Camissoniopsis intermedia
- Conservation status: Vulnerable (NatureServe)

Scientific classification
- Kingdom: Plantae
- Clade: Tracheophytes
- Clade: Angiosperms
- Clade: Eudicots
- Clade: Rosids
- Order: Myrtales
- Family: Onagraceae
- Genus: Camissoniopsis
- Species: C. intermedia
- Binomial name: Camissoniopsis intermedia (P.H.Raven) W.L.Wagner & Hoch
- Synonyms: Camissonia intermedia P.H.Raven;

= Camissoniopsis intermedia =

- Genus: Camissoniopsis
- Species: intermedia
- Authority: (P.H.Raven) W.L.Wagner & Hoch
- Conservation status: G3
- Synonyms: Camissonia intermedia P.H.Raven

Species of evening primrose

Camissoniopsis intermedia is a species of evening primrose known by the common name intermediate suncup.

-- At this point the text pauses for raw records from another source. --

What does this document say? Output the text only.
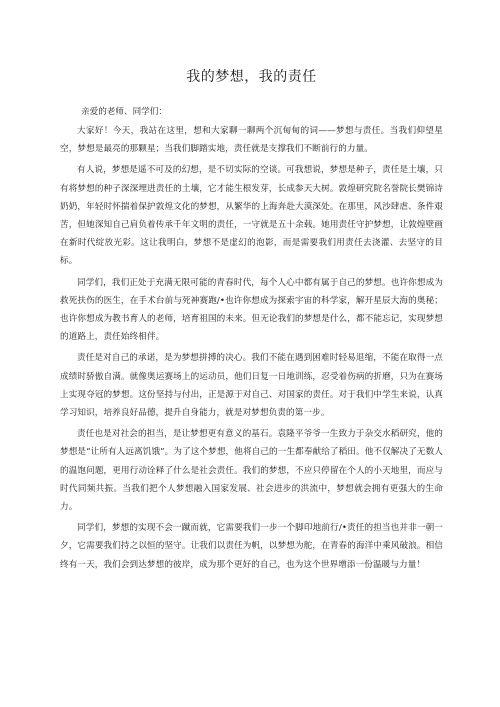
我的梦想，我的责任

亲爱的老师、同学们：

大家好！今天，我站在这里，想和大家聊一聊两个沉甸甸的词——梦想与责任。当我们仰望星空，梦想是最亮的那颗星；当我们脚踏实地，责任就是支撑我们不断前行的力量。

有人说，梦想是遥不可及的幻想，是不切实际的空谈。可我想说，梦想是种子，责任是土壤，只有将梦想的种子深深埋进责任的土壤，它才能生根发芽，长成参天大树。敦煌研究院名誉院长樊锦诗奶奶，年轻时怀揣着保护敦煌文化的梦想，从繁华的上海奔赴大漠深处。在那里，风沙肆虐、条件艰苦，但她深知自己肩负着传承千年文明的责任，一守就是五十余载。她用责任守护梦想，让敦煌壁画在新时代绽放光彩。这让我明白，梦想不是虚幻的泡影，而是需要我们用责任去浇灌、去坚守的目标。

同学们，我们正处于充满无限可能的青春时代，每个人心中都有属于自己的梦想。也许你想成为救死扶伤的医生，在手术台前与死神赛跑/•也许你想成为探索宇宙的科学家，解开星辰大海的奥秘；也许你想成为教书育人的老师，培育祖国的未来。但无论我们的梦想是什么，都不能忘记，实现梦想的道路上，责任始终相伴。

责任是对自己的承诺，是为梦想拼搏的决心。我们不能在遇到困难时轻易退缩，不能在取得一点成绩时骄傲自满。就像奥运赛场上的运动员，他们日复一日地训练，忍受着伤病的折磨，只为在赛场上实现夺冠的梦想。这份坚持与付出，正是源于对自己、对国家的责任。对于我们中学生来说，认真学习知识，培养良好品德，提升自身能力，就是对梦想负责的第一步。

责任也是对社会的担当，是让梦想更有意义的基石。袁隆平爷爷一生致力于杂交水稻研究，他的梦想是“让所有人远离饥饿”。为了这个梦想，他将自己的一生都奉献给了稻田。他不仅解决了无数人的温饱问题，更用行动诠释了什么是社会责任。我们的梦想，不应只停留在个人的小天地里，而应与时代同频共振。当我们把个人梦想融入国家发展、社会进步的洪流中，梦想就会拥有更强大的生命力。

同学们，梦想的实现不会一蹴而就，它需要我们一步一个脚印地前行/•责任的担当也并非一朝一夕，它需要我们持之以恒的坚守。让我们以责任为帆，以梦想为舵，在青春的海洋中乘风破浪。相信终有一天，我们会到达梦想的彼岸，成为那个更好的自己，也为这个世界增添一份温暖与力量！
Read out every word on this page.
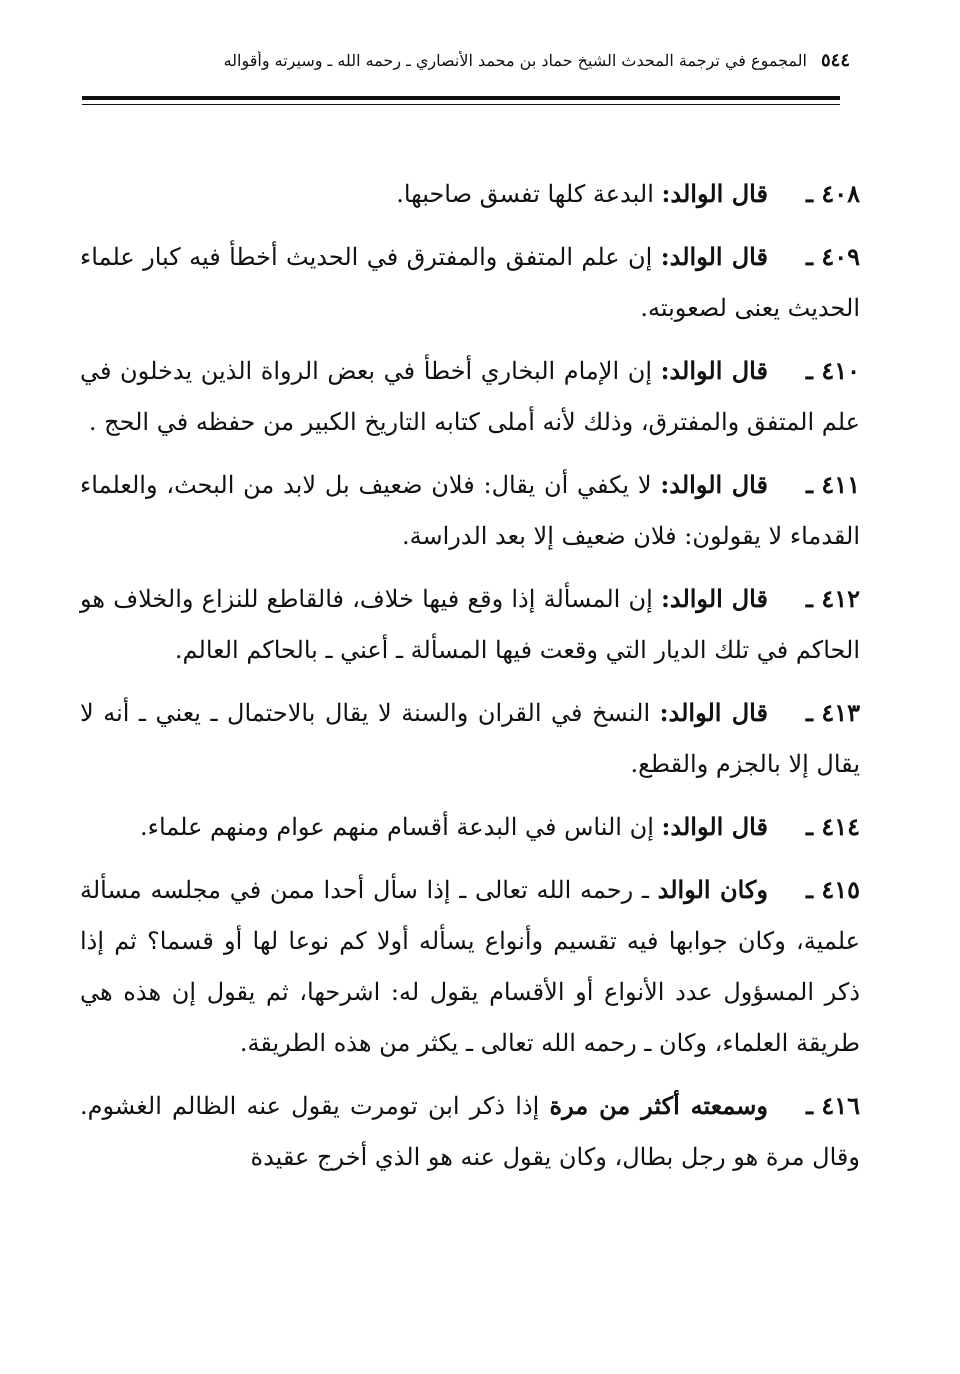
٥٤٤
المجموع في ترجمة المحدث الشيخ حماد بن محمد الأنصاري ـ رحمه الله ـ وسيرته وأقواله

٤٠٨ ـقال الوالد: البدعة كلها تفسق صاحبها.

٤٠٩ ـقال الوالد: إن علم المتفق والمفترق في الحديث أخطأ فيه كبار علماء الحديث يعنى لصعوبته.

٤١٠ ـقال الوالد: إن الإمام البخاري أخطأ في بعض الرواة الذين يدخلون في علم المتفق والمفترق، وذلك لأنه أملى كتابه التاريخ الكبير من حفظه في الحج .

٤١١ ـقال الوالد: لا يكفي أن يقال: فلان ضعيف بل لابد من البحث، والعلماء القدماء لا يقولون: فلان ضعيف إلا بعد الدراسة.

٤١٢ ـقال الوالد: إن المسألة إذا وقع فيها خلاف، فالقاطع للنزاع والخلاف هو الحاكم في تلك الديار التي وقعت فيها المسألة ـ أعني ـ بالحاكم العالم.

٤١٣ ـقال الوالد: النسخ في القران والسنة لا يقال بالاحتمال ـ يعني ـ أنه لا يقال إلا بالجزم والقطع.

٤١٤ ـقال الوالد: إن الناس في البدعة أقسام منهم عوام ومنهم علماء.

٤١٥ ـوكان الوالد ـ رحمه الله تعالى ـ إذا سأل أحدا ممن في مجلسه مسألة علمية، وكان جوابها فيه تقسيم وأنواع يسأله أولا كم نوعا لها أو قسما؟ ثم إذا ذكر المسؤول عدد الأنواع أو الأقسام يقول له: اشرحها، ثم يقول إن هذه هي طريقة العلماء، وكان ـ رحمه الله تعالى ـ يكثر من هذه الطريقة.

٤١٦ ـوسمعته أكثر من مرة إذا ذكر ابن تومرت يقول عنه الظالم الغشوم. وقال مرة هو رجل بطال، وكان يقول عنه هو الذي أخرج عقيدة
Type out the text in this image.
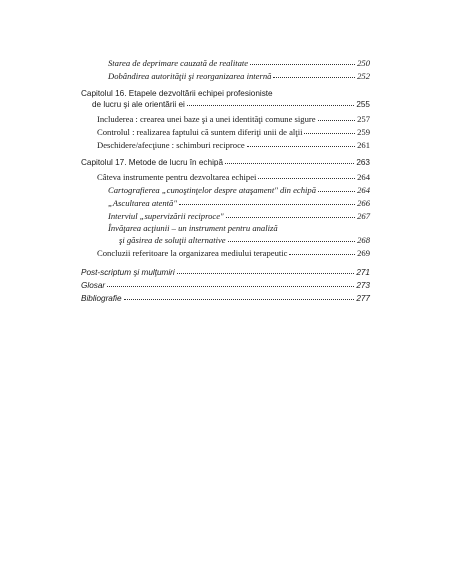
Starea de deprimare cauzată de realitate	250
Dobândirea autorităţii şi reorganizarea internă	252
Capitolul 16. Etapele dezvoltării echipei profesioniste
de lucru şi ale orientării ei	255
Includerea : crearea unei baze şi a unei identităţi comune sigure	257
Controlul : realizarea faptului că suntem diferiţi unii de alţii	259
Deschidere/afecţiune : schimburi reciproce	261
Capitolul 17. Metode de lucru în echipă	263
Câteva instrumente pentru dezvoltarea echipei	264
Cartografierea „cunoştinţelor despre ataşament" din echipă	264
„Ascultarea atentă"	266
Interviul „supervizării reciproce"	267
Învăţarea acţiunii – un instrument pentru analiză
şi găsirea de soluţii alternative	268
Concluzii referitoare la organizarea mediului terapeutic	269
Post-scriptum şi mulţumiri	271
Glosar	273
Bibliografie	277
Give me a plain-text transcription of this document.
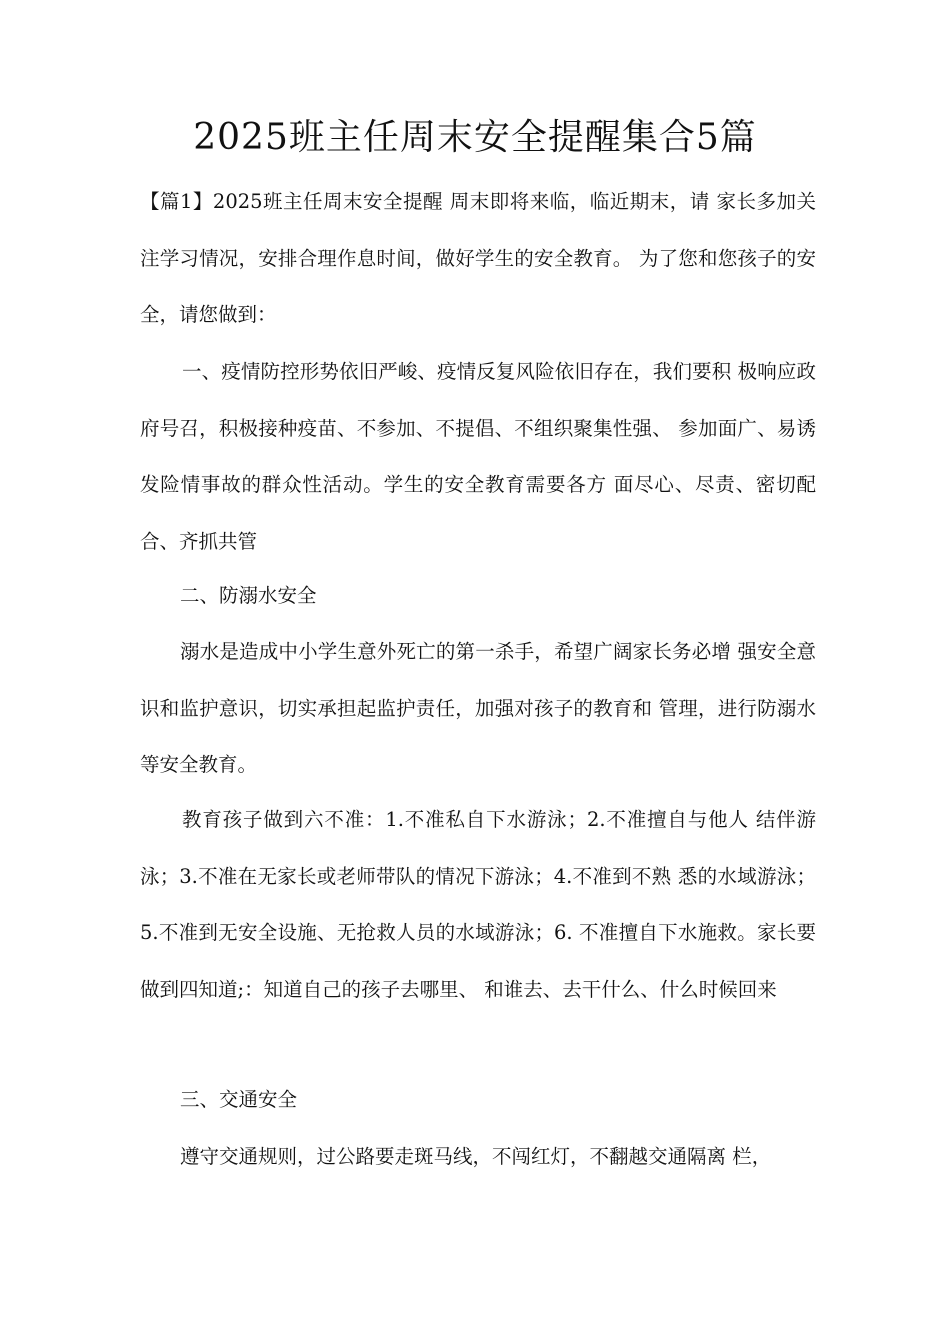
2025班主任周末安全提醒集合5篇

【篇1】2025班主任周末安全提醒 周末即将来临，临近期末，请 家长多加关注学习情况，安排合理作息时间，做好学生的安全教育。 为了您和您孩子的安全，请您做到：

一、疫情防控形势依旧严峻、疫情反复风险依旧存在，我们要积 极响应政府号召，积极接种疫苗、不参加、不提倡、不组织聚集性强、 参加面广、易诱发险情事故的群众性活动。学生的安全教育需要各方 面尽心、尽责、密切配合、齐抓共管

二、防溺水安全

溺水是造成中小学生意外死亡的第一杀手，希望广阔家长务必增 强安全意识和监护意识，切实承担起监护责任，加强对孩子的教育和 管理，进行防溺水等安全教育。

教育孩子做到六不准：1.不准私自下水游泳；2.不准擅自与他人 结伴游泳；3.不准在无家长或老师带队的情况下游泳；4.不准到不熟 悉的水域游泳；5.不准到无安全设施、无抢救人员的水域游泳；6. 不准擅自下水施救。家长要做到四知道;：知道自己的孩子去哪里、 和谁去、去干什么、什么时候回来

三、交通安全

遵守交通规则，过公路要走斑马线，不闯红灯，不翻越交通隔离 栏，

It is native to California and Baja California, where it grows on the slopes of coastal and inland hills and mountains, especially in areas that have recently burned. It is an annual herb producing an erect, hairy stem up to about half a meter in height. Most of the leaves are located in a basal rosette at ground level and are oval to lance-shaped and up to 12 centimeters in length. The hairy, nodding inflorescence produces flowers with yellow petals just a few millimeters in length. The petals have one or two red dots at their bases. The fruit is a straight or coiling, wormlike capsule up to 2.5 centimeters long.